Although exquisitely soft colours are obtained by the use of these dyes, aniline colours are being imported more and more into the country, and are used as far east as Kengtung. They are gradually superseding the native productions, although some trade is done in cutch, sticklac and sappan wood with the Burmese.
Methods of Decoration other than pattern weaving.
Amongst the examples of Shan and Kachin garments in the George collection other methods of decoration besides brocade weaving are to be found; of these, embroidery, appliqué of different materials to form patterns, and the addition of fringes and tassels form the chief.
The embroidered decorations fall into three classes:—
Dyed cottons and silks are the materials chiefly used in the embroidered decoration.

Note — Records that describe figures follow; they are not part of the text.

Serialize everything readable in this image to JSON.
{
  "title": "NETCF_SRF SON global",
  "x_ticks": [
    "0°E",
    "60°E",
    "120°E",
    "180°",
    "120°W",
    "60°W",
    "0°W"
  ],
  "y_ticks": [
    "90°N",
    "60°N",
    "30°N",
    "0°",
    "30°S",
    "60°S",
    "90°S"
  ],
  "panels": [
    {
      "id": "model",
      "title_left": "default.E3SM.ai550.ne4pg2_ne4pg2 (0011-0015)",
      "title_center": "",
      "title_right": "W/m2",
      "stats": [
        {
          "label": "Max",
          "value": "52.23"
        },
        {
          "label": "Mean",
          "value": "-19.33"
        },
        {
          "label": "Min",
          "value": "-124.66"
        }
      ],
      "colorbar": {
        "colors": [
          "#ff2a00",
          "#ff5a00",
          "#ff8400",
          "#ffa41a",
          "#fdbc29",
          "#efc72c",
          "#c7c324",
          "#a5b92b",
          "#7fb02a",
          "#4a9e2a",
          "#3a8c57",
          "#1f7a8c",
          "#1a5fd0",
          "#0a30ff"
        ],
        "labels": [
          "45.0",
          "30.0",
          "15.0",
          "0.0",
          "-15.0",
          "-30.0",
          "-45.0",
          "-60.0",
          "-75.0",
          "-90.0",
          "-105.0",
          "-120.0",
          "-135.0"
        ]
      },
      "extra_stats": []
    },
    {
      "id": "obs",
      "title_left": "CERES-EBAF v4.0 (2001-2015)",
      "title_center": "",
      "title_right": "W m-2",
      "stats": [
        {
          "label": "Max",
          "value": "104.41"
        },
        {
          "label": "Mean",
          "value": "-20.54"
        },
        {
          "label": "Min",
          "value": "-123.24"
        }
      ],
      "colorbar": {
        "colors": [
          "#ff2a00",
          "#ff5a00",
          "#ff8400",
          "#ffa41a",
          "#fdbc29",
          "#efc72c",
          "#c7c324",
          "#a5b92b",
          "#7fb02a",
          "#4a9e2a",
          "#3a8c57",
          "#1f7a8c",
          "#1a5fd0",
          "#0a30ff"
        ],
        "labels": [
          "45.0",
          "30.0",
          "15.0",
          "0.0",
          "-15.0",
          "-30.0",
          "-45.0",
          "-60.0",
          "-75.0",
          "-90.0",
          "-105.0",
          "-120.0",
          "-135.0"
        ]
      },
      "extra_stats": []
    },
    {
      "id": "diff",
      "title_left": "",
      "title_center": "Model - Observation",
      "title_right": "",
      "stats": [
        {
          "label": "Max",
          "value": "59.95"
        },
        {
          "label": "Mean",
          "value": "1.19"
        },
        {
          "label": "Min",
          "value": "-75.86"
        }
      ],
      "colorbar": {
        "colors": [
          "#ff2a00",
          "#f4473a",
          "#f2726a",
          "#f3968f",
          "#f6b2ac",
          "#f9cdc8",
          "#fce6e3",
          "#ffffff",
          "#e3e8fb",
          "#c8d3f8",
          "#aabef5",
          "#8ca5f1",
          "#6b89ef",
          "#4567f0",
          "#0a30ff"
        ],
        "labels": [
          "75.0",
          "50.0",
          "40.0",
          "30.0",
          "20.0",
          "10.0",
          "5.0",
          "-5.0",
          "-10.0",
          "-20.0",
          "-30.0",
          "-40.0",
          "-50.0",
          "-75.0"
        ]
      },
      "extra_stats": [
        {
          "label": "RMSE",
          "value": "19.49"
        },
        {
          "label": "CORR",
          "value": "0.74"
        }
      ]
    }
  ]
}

Panelled borders formed of various imported stuffs, scarlet flannel from England, silk and metallic brocades from China, are a form of appliqué popular as a skirt trimming (Fig. 3), GS 24 (Fig. 22). Variously and beautifully dyed native cloths are also arranged to form elaborate appliqué patterns of which the borders on GS 60 (Figs. 13, 13a, 14), and GS 23 (Fig. 16), are excellent examples. An exceedingly interesting development of this form of decoration is to be seen in the skirt GS 24 (Fig. 22), where below the deep panelled border there is a narrow pattern worked out in small folded pieces of cloth (Fig. 23).

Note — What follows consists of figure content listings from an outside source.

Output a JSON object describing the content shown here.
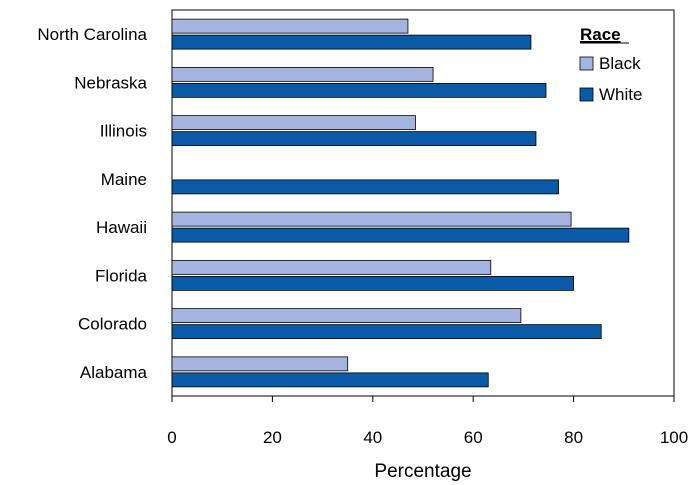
{
  "chart_data": {
    "type": "bar",
    "orientation": "horizontal",
    "categories": [
      "North Carolina",
      "Nebraska",
      "Illinois",
      "Maine",
      "Hawaii",
      "Florida",
      "Colorado",
      "Alabama"
    ],
    "series": [
      {
        "name": "Black",
        "color": "#a6b4e0",
        "values": [
          47,
          52,
          48.5,
          null,
          79.5,
          63.5,
          69.5,
          35
        ]
      },
      {
        "name": "White",
        "color": "#0a5aa8",
        "values": [
          71.5,
          74.5,
          72.5,
          77,
          91,
          80,
          85.5,
          63
        ]
      }
    ],
    "title": "",
    "xlabel": "Percentage",
    "ylabel": "",
    "xlim": [
      0,
      100
    ],
    "xticks": [
      0,
      20,
      40,
      60,
      80,
      100
    ],
    "grid": false,
    "legend": {
      "title": "Race",
      "placement": "top-right"
    }
  }
}
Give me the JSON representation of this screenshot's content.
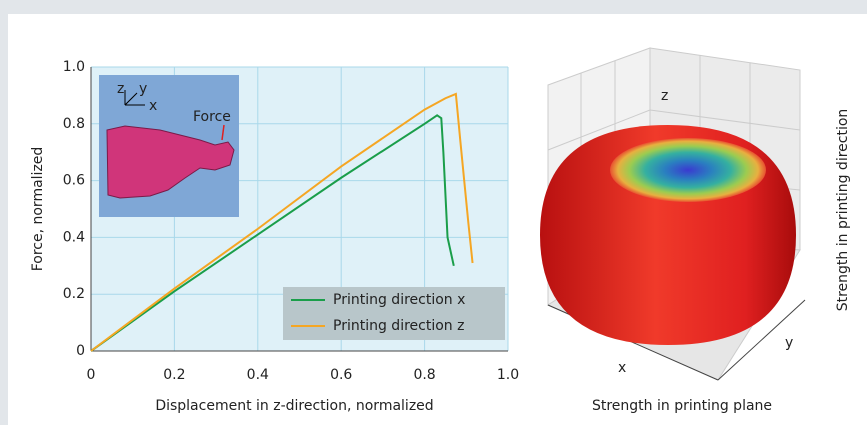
{
  "chart_data": {
    "type": "line",
    "x_label": "Displacement in z-direction, normalized",
    "y_label": "Force, normalized",
    "xlim": [
      0,
      1
    ],
    "ylim": [
      0,
      1
    ],
    "xticks": [
      0,
      0.2,
      0.4,
      0.6,
      0.8,
      {
        "value": 1,
        "label": "1.0"
      }
    ],
    "yticks": [
      0,
      0.2,
      0.4,
      0.6,
      0.8,
      {
        "value": 1,
        "label": "1.0"
      }
    ],
    "grid": true,
    "legend": "lower right",
    "series": [
      {
        "name": "Printing direction x",
        "color": "#1a9e4a",
        "x": [
          0,
          0.2,
          0.4,
          0.6,
          0.8,
          0.83,
          0.84,
          0.845,
          0.855,
          0.87
        ],
        "values": [
          0,
          0.21,
          0.41,
          0.61,
          0.8,
          0.83,
          0.82,
          0.7,
          0.4,
          0.3
        ]
      },
      {
        "name": "Printing direction z",
        "color": "#f5a623",
        "x": [
          0,
          0.2,
          0.4,
          0.6,
          0.8,
          0.85,
          0.875,
          0.885,
          0.895,
          0.905,
          0.915
        ],
        "values": [
          0,
          0.22,
          0.43,
          0.65,
          0.85,
          0.89,
          0.905,
          0.75,
          0.6,
          0.45,
          0.31
        ]
      }
    ]
  },
  "inset": {
    "axis_labels": [
      "z",
      "y",
      "x"
    ],
    "force_label": "Force"
  },
  "plot3d": {
    "z_label": "z",
    "x_label": "x",
    "y_label": "y",
    "caption_bottom": "Strength in printing plane",
    "caption_right": "Strength in printing direction"
  }
}
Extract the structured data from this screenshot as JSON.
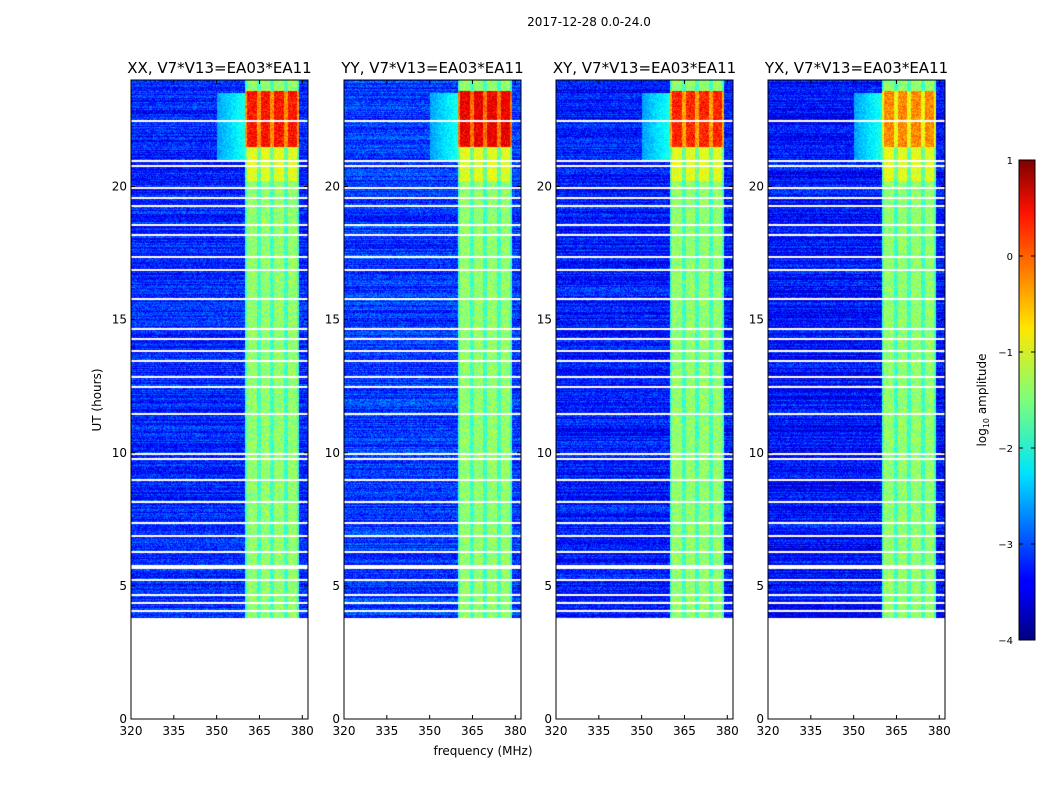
{
  "chart_data": {
    "type": "heatmap",
    "suptitle": "2017-12-28 0.0-24.0",
    "xlabel": "frequency (MHz)",
    "ylabel": "UT (hours)",
    "xlim": [
      320,
      382
    ],
    "ylim": [
      0,
      24
    ],
    "xticks": [
      320,
      335,
      350,
      365,
      380
    ],
    "yticks": [
      0,
      5,
      10,
      15,
      20
    ],
    "panels": [
      {
        "title": "XX, V7*V13=EA03*EA11",
        "background": -3.2,
        "rfi_peak": 0.3
      },
      {
        "title": "YY, V7*V13=EA03*EA11",
        "background": -3.1,
        "rfi_peak": 0.45
      },
      {
        "title": "XY, V7*V13=EA03*EA11",
        "background": -3.25,
        "rfi_peak": 0.2
      },
      {
        "title": "YX, V7*V13=EA03*EA11",
        "background": -3.3,
        "rfi_peak": -0.3
      }
    ],
    "data_start_hour": 3.7,
    "data_end_hour": 24.0,
    "rfi_band_mhz": [
      360,
      379
    ],
    "rfi_strong_hours": [
      20.2,
      23.6
    ],
    "flagged_hours": [
      3.8,
      4.1,
      4.4,
      4.7,
      5.25,
      5.7,
      5.75,
      5.8,
      6.3,
      6.9,
      7.4,
      8.2,
      9.0,
      9.8,
      10.0,
      11.5,
      12.5,
      12.9,
      13.5,
      13.85,
      14.3,
      14.7,
      15.8,
      16.9,
      17.4,
      18.2,
      18.6,
      19.3,
      19.6,
      20.0,
      20.8,
      21.0,
      22.5
    ],
    "colorbar": {
      "label_prefix": "log",
      "label_sub": "10",
      "label_suffix": " amplitude",
      "ticks": [
        {
          "value": 1,
          "label": "1"
        },
        {
          "value": 0,
          "label": "0"
        },
        {
          "value": -1,
          "label": "−1"
        },
        {
          "value": -2,
          "label": "−2"
        },
        {
          "value": -3,
          "label": "−3"
        },
        {
          "value": -4,
          "label": "−4"
        }
      ],
      "range": [
        -4,
        1
      ],
      "colormap": "jet"
    }
  }
}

In addition to the materials already mentioned, white seeds, known as Job's tears (Coix Lachryma Jobi, L. var. stenocarpa), GS 57 (Fig. 7), GS 32 (Fig. 29), GK 8 (Fig. 38), and GS 43, 44, 45, (Fig. 28,) cowrie shells, GS 23 (Fig. 16), iridescent beetle bodies (Fig. 28), plaited braids GS 57 (Fig. 7), GS 59n, and gold foil, GS 15 (Fig. 20a), GS 22 (Fig. 27) are also used.
Fringes and elaborate tassels are also important factors in the schemes of decoration. True fringes are developed from the warp ends by twisting and knotting, as in GS 59 (Fig. 8), GS 13 (Fig. 24), and GS 86 (Fig. 25), or have added threads to form a tufted edge such as GS 57 (Fig. 7), others again are made up of a number of tassels, GS 63 (Figs. 10, 11e). The chief note of decoration in many of the Kachin wallets is provided by tassels, GK 8 (Fig. 38), GK 5 (Fig. 39), which are often elaborately built up from plaited and twisted cords, and scarlet and white braids ornamented with beads, white seeds, tufts of coloured threads and tabs of scarlet flannel or other coloured cloth GS 13 (Fig. 24). Tasselled lappets are also worn as ear ornaments (Fig. 31c).
The strikingly good effects obtained by the use of such simple materials, and the foregoing methods of decoration compel the admiration of anyone who sees the cloths.